Dari Kompasiana, saya menginginkan dokumentasi tulisan yang lebih pribadi, lebih personal dan lebih dapat menjangkau para siswa piano saya dalam referensi bacaan tentang pendidikan musik, khususnya musik piano. Maka saya memutuskan untuk membuat Personal Blog yang saya beri nama JELIA’S MUSIC PLAYGROUND. Bahwa bersama saya, Jelia, musik adalah taman bermain. Taman bermain cita rasa, apresiasi dan pemahaman estetika musik. Bukan taman bermain yang main main. Sedangkan Michael... ia masih asyik berbusa busa membuat tulisan tentang fantasi-fantasi yang ditabukan. Meski akhirnya ia pun mengikuti jejak saya membuat blog yang ia namai MUSICALICIOUS SPECTRA. Semburat spectrum musik yang rona penuh warna dan delicious.
Kami berdua sepakat, blog kami berbahasa Indonesia. Meski terus terang, kami berdua fasih berbahasa asing. Tujuan kami adalah membantu para mahasiswa musik, siswa sekolah menengah musik, para guru musik, dan pencinta musik untuk mendapatkan referensi literasi musik berbahasa Indonesia yang hingga sekarang pun masih terbilang sangat langka.
Tiga belas tahun lalu, kemudian seorang EDDY F. SUTANTO menawari saya untuk menjadi kontributor majalah STACCATO. Majalah musik seni satu-satunya di Indonesia. Saya menyanggupinya. Bukan untuk lebih tenar, melainkan agar referensi pendidikan musik mendapat publik yang lebih luas di tanah air. Saya pun menawari Michael untuk ikut bergabung. Dia menyanggupi, dan sejak 13 tahun lalu itulah segenap pembaca STACCATO di seluruh Indonesia mendapat sajian pairing. Saya dan Michael. Michael sering melempar joke. Dia katakan: “Tulisan Schatzi (begitu dia memanggil saya) itu bikin orang terang, sementara tulisanku bikin orang bingung.” Tapi itulah pairing sejati. Dua sisi. Antara telaah dan analisa yang dalam batas tertentu ranah musik, bisa menjadi nisbi keberadaannya.
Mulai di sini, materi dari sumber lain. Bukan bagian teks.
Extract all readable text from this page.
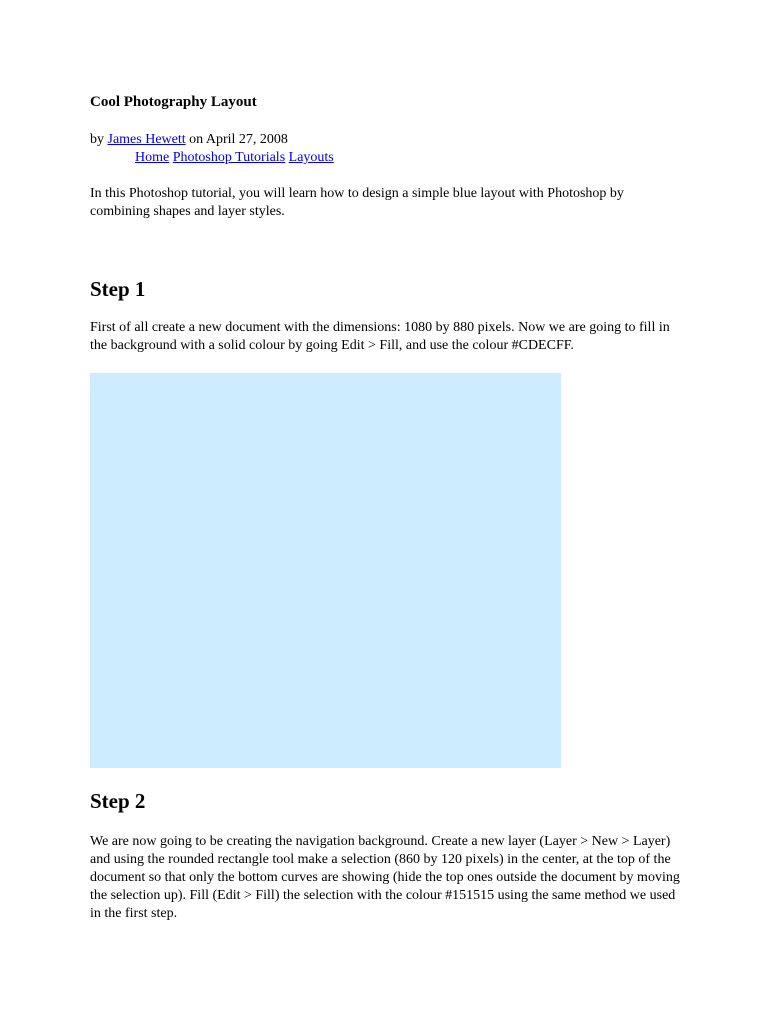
Cool Photography Layout
by James Hewett on April 27, 2008
Home Photoshop Tutorials Layouts

In this Photoshop tutorial, you will learn how to design a simple blue layout with Photoshop by combining shapes and layer styles.

Step 1

First of all create a new document with the dimensions: 1080 by 880 pixels. Now we are going to fill in the background with a solid colour by going Edit > Fill, and use the colour #CDECFF.

Step 2

We are now going to be creating the navigation background. Create a new layer (Layer > New > Layer) and using the rounded rectangle tool make a selection (860 by 120 pixels) in the center, at the top of the document so that only the bottom curves are showing (hide the top ones outside the document by moving the selection up). Fill (Edit > Fill) the selection with the colour #151515 using the same method we used in the first step.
Kiprah 13 tahun bukan waktu sebentar. Saat pertama, tantangannya adalah: bagaimana menjadikan musik yang adalah media auditif ditransformasi berupa artikel dalam bentuk tulisan. Jujur, ini tidak gampang. Dan menuntut pengetahuan musik yang sangat dalam dan teknik menulis yang juga harus mastery. Saya, terus terang mengiring pertumbuhan dan perkembangan STACCATO. Menjadi bagian dari nilai plus majalah Staccato. Bagaimana musik bisa menjadi bahan Jurnalistik. Bagaimana musik dapat disajikan sebagai telaah keilmuan yang sangat ilmiah. Dan bagaimana musik bisa menjadi bagian tak terpisahkan dalam realitas sosial dan bahkan carut marut politik. Tentu hambatan dan rintangan sangat banyak. Mulai dikejar Deadline penerbitan. Kesalan typo yang mesti diulang-ulang. Layout yang kadang kurang memuaskan. Hingga kesalah pahaman yang sifatnya administratif. Kesemuanya itu kami lalui. Dengan besar hati dan kepala tegak. Kenapa ? Karena KAMI CINTA MUSIK DAN KAMI CINTA MENULIS.
Akhirnya, 21 Agustus 2025, di SWISSBELL HOTEL CAWANG JAKARTA, kami berdua mendapat plakat dan sertifikat apresiasi untuk Life Time Writing Achievement dari Staccato. Diberikan langsung oleh Pak Eddy Sutanto selaku Pemimpin perusahaan dan Pemimpin Redaksi, dalam acara Konser Bersama Nasional "Indonesia Young Musician Performance 2025" Region Jakarta. Bagi kami berdua penghargaan ini kami letakkan dalam makna. bahwa napak tilas dan kiprah kami menjadi kontributor mendapat apresiasi. Bahwa dalam batas tertentu, menulis tentang musik diapresiasi sebagai sumbangsih nyata bagi perkembangan musik di tanah air.
Sebagaimana quotes Tan Malaka pada awal tulisan, saya dan Michael akan tetap menulis apapun keadaannya. Dan ini sekaligus pesan bagi generasi mendatang sebagaimana guru saya di Konservatori Jerman berpesan. Menulis adalah aktualisasi pemikiran, pemahaman musikalitas, dan tentu saja semburat inspirasi bagi banyak orang. Ada kalimat bijak yang mengatakan: “Saat kata kehilangan kemampuan mengungkap makna, disitu musik mulai berbicara.” Namun... keabadian jati diri berupa relung pemikiran terlalu absurd jika hanya direpresentasikan oleh musik. Dan menulis adalah jawabannya.